I ran across some of G.K. Chesterton's writings on the subject in his classic work Orthodoxy. Chesterton, like C.S. Lewis after him, had a wonderful way of putting things, especially big biblical truths. He beautifully summarizes both how total sold-out-ness (slavery) to the rule and order of a good God leads to freedom and how monogamy leads to the most abundant of pleasures.
The more I considered Christianity, the more I found that while it had established a rule and order, the chief aim of that order was to give room for good things to run wild.
Chesterton goes on to use the example of sex:
I could never mix in the common murmur of that rising generation against monogamy, because no restriction on sex seemed so odd and unexpected as sex itself...Keeping to one woman is a small price to pay so much as seeing one woman. To complain that I could only be married once was like complaining that I had only been born once. It was incommensurable with the terrible excitement of which one was talking. It showed, not an exaggerated sensibility to sex, but a curious insensibility to it. A man is a fool who complains he cannot enter Eden by five gates at once.

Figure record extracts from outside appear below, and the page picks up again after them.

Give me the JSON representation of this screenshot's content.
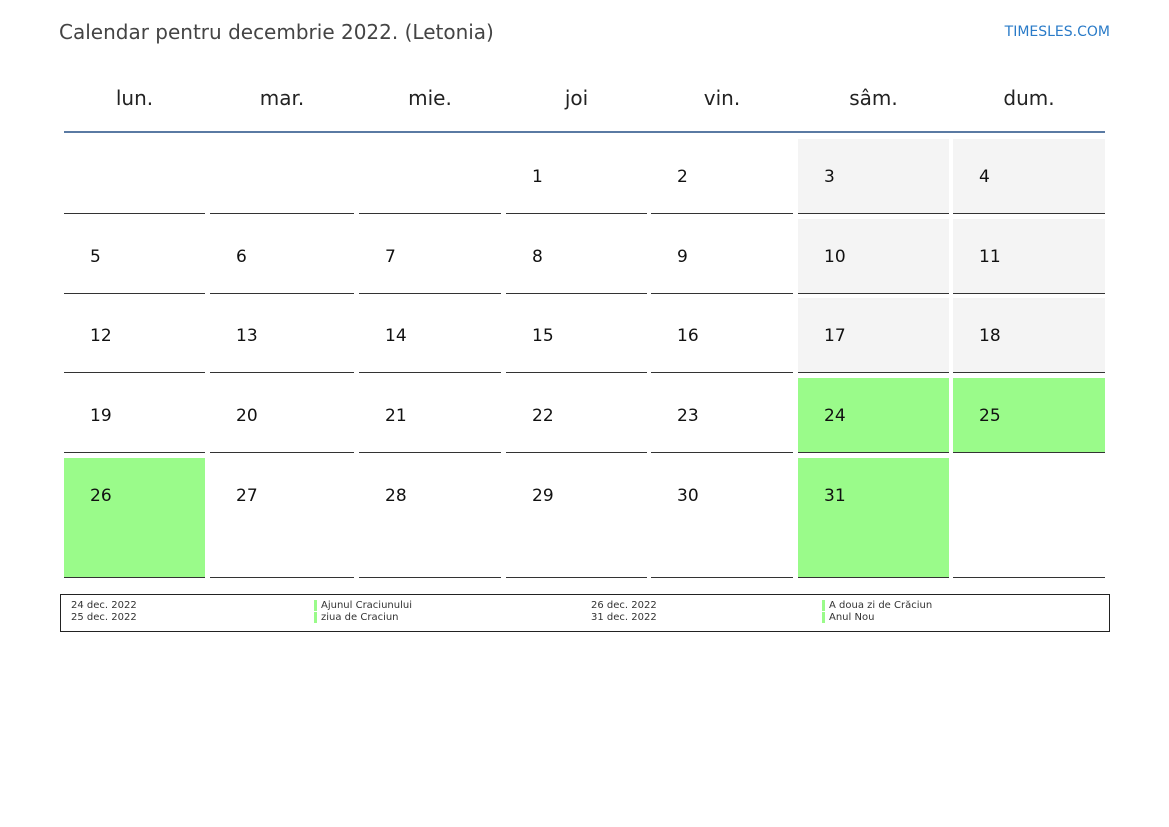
{
  "title": "Calendar pentru decembrie 2022. (Letonia)",
  "brand": "TIMESLES.COM",
  "colors": {
    "weekend": "#f4f4f4",
    "holiday": "#9afb8a",
    "header_line": "#5a7aa3",
    "brand": "#2a7bc8"
  },
  "weekdays": [
    "lun.",
    "mar.",
    "mie.",
    "joi",
    "vin.",
    "sâm.",
    "dum."
  ],
  "weeks": [
    [
      null,
      null,
      null,
      "1",
      "2",
      "3",
      "4"
    ],
    [
      "5",
      "6",
      "7",
      "8",
      "9",
      "10",
      "11"
    ],
    [
      "12",
      "13",
      "14",
      "15",
      "16",
      "17",
      "18"
    ],
    [
      "19",
      "20",
      "21",
      "22",
      "23",
      "24",
      "25"
    ],
    [
      "26",
      "27",
      "28",
      "29",
      "30",
      "31",
      null
    ]
  ],
  "holidays": [
    "24",
    "25",
    "26",
    "31"
  ],
  "legend": [
    {
      "date": "24 dec. 2022",
      "name": "Ajunul Craciunului"
    },
    {
      "date": "25 dec. 2022",
      "name": "ziua de Craciun"
    },
    {
      "date": "26 dec. 2022",
      "name": "A doua zi de Crăciun"
    },
    {
      "date": "31 dec. 2022",
      "name": "Anul Nou"
    }
  ]
}
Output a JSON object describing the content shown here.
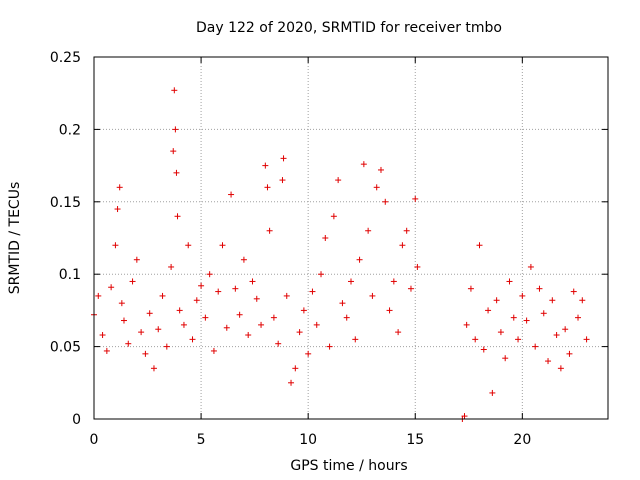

Polygamy is a lack of the realization of sex; it is like a man plucking five pears in mere absence of mind.
One of the great difficulties of the Christian life is warding off the deception that the only way you are truly going to get personal freedom and get abundance of pleasure is to go out and get it yourself (e.g., making more $ to have more personal choices, climbing the ladder to get more personal time off, etc. and seeking multiple partners, multiple purchases, multiple social circles, multiple "good time activities" as primary means to personal pleasure).

Accordingly, I pray Chesterton helps you today: Submission to God's rule allows freedom to run wild & monogamy in marriage keeps us ever-sensitive and enjoying the truly strange and mysterious (and quite pleasurable!) gift of sex.